If I were Tomaž Šalamun,
I’d ride wild on an invisible bicycle,
like a metaphor sprung from a poem’s cage,
still not certain of its freedom,
but making do with movement, wind, and sun.

Translated from the Polish by Clare Cavanagh.
This poem is in the book Unseen Hand: Poems.


  1. Replies
    1. Ok, so I love this poem. But why? I can't answer that, not yet. What I want to know is why you like it. This is a poem I'm going to try and model. It is always perplexing to me (and yes, I read the post about the poet's several conflicting challenges) - how to use "I" in a poem, without its devolving into a journal entry. Because now that I look back on some poem to send, I remember those words: oh, this would make a good journal entry. I'm not complaining. I'm assessing and agreeing. Now, does one need to know who Tomaz is? Or not. Because I don't. I took up poetry :"seriously," a terrible phrase, sure, 6 years ago. Not long enough for it to evolve into something decent. I'm the first to say it. If you get time and can explain why, in your opinion, this is a good poem, that would be appreciated.

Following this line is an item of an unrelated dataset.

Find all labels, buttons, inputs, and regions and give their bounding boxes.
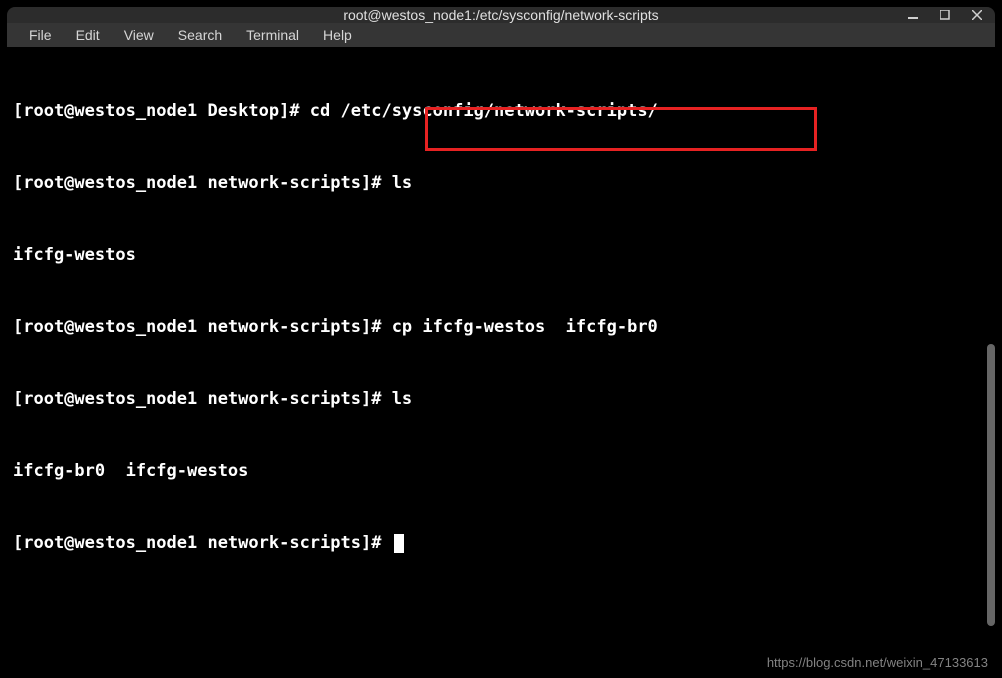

    2. PS Jules, I have no idea who Tomaž Šalamun is, but I can envision him, with his two cultures and imaginations -- through Zagajewski's lens (which is more than bifocal) -- riding that bicycle to a Mahler soundtrack -- if only for a flash.

  2. Julianza, I see it visually, a poem with a lens that swoops and zooms--or, perhaps a better analogy, the eye of the poet has developed the diaphanous wings of a dragon-fly and has learned just how to flit from detail to detail in order to sketch a perfect pirouette before flicking out of sight.